Abbott releases firmware to fix cyber vulnerabilities in cardiac devices
Medical device manufacturer Abbott has released a firmware upgrade to fix cybersecurity vulnerabilities in certain radio frequency-enabled implantable cardioverter defibrillators and cardiac resynchronization therapy defibrillators.
The Food and Drug Administration approved the upgrade to Abbott’s implantable ICDs and CRT-Ds, which were originally manufactured by St. Jude Medical, which was bought by Abbott last year.
The FDA recommends that all eligible patients receive the firmware update, which requires an in-person patient visit with a healthcare provider, at their next regularly scheduled visit or when appropriate.
The regulatory agency reviewed information concerning potential cybersecurity vulnerabilities associated with St. Jude Medical’s RF-enabled implantable cardiac pacemakers and has confirmed that these vulnerabilities could enable an unauthorized user to access a patient’s device using commercially available equipment.
“Cybersecurity risks in networked medical devices are constantly evolving, which means medical device manufacturers and hospitals must be vigilant in the face of changing threats in order to protect patient safety,” said William Maisel, acting director of the Office of Device Evaluation and chief scientist in the FDA’s Center for Devices and Radiological Health. “Because all networked medical devices are potentially vulnerable to cybersecurity threats, the FDA has been working diligently with device manufacturers and other stakeholders to ensure the benefits of medical devices to patients continue to outweigh any potential cybersecurity risks.”
According to Abbott, there have been no reports of unauthorized access to any patient’s implanted device, and no new vulnerabilities have been identified. The company contends that the cybersecurity update provides an additional layer of security against unauthorized access to these devices, preventing anyone other than a patient’s physician from changing device settings.
“Technology and its security are always evolving, and this firmware upgrade is part of our commitment to ensuring our products include the latest advancements and protections for patients,” said Robert Ford, Abbott’s executive vice president for medical devices.

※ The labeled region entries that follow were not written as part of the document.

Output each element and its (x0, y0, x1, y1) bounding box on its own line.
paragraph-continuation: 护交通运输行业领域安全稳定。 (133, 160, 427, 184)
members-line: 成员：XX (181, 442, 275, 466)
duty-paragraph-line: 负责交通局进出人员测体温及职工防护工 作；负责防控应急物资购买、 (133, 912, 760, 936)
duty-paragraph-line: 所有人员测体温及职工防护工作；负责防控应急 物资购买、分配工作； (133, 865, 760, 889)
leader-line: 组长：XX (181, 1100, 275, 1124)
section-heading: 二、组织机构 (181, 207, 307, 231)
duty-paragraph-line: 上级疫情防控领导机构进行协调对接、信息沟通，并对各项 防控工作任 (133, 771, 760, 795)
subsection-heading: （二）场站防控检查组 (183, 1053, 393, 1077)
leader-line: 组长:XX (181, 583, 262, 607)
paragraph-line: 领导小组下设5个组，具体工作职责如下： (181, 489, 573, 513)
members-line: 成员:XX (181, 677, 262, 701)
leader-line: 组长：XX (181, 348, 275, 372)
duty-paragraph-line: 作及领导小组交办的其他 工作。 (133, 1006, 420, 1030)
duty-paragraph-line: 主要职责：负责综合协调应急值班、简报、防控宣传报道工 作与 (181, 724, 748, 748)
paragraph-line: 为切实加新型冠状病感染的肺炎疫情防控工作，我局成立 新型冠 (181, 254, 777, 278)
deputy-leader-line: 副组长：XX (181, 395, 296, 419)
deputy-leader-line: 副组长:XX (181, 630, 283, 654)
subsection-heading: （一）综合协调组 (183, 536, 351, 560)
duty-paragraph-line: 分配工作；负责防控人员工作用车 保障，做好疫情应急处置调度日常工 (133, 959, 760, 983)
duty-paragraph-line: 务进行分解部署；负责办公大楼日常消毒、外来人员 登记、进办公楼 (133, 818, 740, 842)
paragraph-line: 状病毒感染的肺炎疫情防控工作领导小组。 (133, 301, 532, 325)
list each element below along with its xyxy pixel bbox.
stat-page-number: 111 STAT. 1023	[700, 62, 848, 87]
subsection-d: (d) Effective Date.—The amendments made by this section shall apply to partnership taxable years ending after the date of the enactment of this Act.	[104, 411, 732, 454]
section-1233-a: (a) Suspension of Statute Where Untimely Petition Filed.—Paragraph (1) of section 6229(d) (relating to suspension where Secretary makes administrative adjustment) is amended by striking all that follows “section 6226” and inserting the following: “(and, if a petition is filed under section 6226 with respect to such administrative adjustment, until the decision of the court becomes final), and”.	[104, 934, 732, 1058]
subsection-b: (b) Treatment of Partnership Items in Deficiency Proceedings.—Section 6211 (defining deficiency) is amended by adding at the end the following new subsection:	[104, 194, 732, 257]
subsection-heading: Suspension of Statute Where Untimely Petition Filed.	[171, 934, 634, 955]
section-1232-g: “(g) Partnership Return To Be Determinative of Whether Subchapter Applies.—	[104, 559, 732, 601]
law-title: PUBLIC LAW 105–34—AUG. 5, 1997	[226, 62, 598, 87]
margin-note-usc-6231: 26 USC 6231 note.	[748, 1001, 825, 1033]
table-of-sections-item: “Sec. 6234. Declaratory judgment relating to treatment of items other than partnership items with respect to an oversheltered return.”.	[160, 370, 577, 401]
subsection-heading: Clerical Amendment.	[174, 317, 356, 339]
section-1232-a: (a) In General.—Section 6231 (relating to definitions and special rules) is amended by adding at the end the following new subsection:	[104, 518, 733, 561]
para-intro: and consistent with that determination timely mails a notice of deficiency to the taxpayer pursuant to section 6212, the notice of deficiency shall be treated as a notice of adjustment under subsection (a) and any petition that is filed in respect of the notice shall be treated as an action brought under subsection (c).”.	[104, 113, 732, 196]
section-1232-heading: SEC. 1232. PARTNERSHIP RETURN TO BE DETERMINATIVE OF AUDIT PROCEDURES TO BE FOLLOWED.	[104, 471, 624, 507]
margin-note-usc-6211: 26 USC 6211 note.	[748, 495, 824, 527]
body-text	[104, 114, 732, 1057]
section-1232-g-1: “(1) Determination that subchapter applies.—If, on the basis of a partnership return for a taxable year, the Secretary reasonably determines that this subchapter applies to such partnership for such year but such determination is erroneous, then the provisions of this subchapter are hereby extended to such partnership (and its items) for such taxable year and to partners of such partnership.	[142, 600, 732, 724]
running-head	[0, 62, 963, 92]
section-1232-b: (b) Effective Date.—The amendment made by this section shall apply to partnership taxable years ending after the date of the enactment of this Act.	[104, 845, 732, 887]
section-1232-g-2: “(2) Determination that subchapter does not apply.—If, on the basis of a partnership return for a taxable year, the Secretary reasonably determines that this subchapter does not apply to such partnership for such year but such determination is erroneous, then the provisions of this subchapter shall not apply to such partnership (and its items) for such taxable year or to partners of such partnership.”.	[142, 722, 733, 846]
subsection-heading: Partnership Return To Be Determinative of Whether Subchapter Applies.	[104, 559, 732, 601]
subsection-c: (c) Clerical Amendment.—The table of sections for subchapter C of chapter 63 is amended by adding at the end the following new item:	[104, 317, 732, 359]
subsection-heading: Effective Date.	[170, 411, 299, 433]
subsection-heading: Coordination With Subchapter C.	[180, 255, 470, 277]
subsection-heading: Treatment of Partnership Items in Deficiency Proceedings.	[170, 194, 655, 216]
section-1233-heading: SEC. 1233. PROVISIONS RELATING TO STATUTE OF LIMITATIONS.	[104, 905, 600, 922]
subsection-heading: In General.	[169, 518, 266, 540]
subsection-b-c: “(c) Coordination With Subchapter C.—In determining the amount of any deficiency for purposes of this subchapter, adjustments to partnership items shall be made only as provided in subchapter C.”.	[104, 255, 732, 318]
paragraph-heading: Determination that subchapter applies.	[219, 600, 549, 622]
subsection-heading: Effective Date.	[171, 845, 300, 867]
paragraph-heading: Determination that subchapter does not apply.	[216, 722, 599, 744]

In addition to the cybersecurity update, the firmware upgrade includes an enhanced device-based battery performance alert to enable patients and physicians to better manage battery performance. The updates are part of a series of planned firmware releases that Abbott announced in 2017 for pacemakers, programmers, and remote monitoring systems and are now available for ICDs and CRT-Ds.
The cybersecurity update is for the following families of ICD and CRT-D devices: Fortify, Fortify Assura, Quadra Assura, Quadra Assura MP, Unify, Unify Assura, Unify Quadra, Promote Quadra and Ellipse. The battery performance alert update is for the following high-voltage devices manufactured between January 2010 and May 2015: Fortify, Fortify Assura, Quadra Assura, Quadra Assura MP, Unify, Unify Assura and Unify Quadra.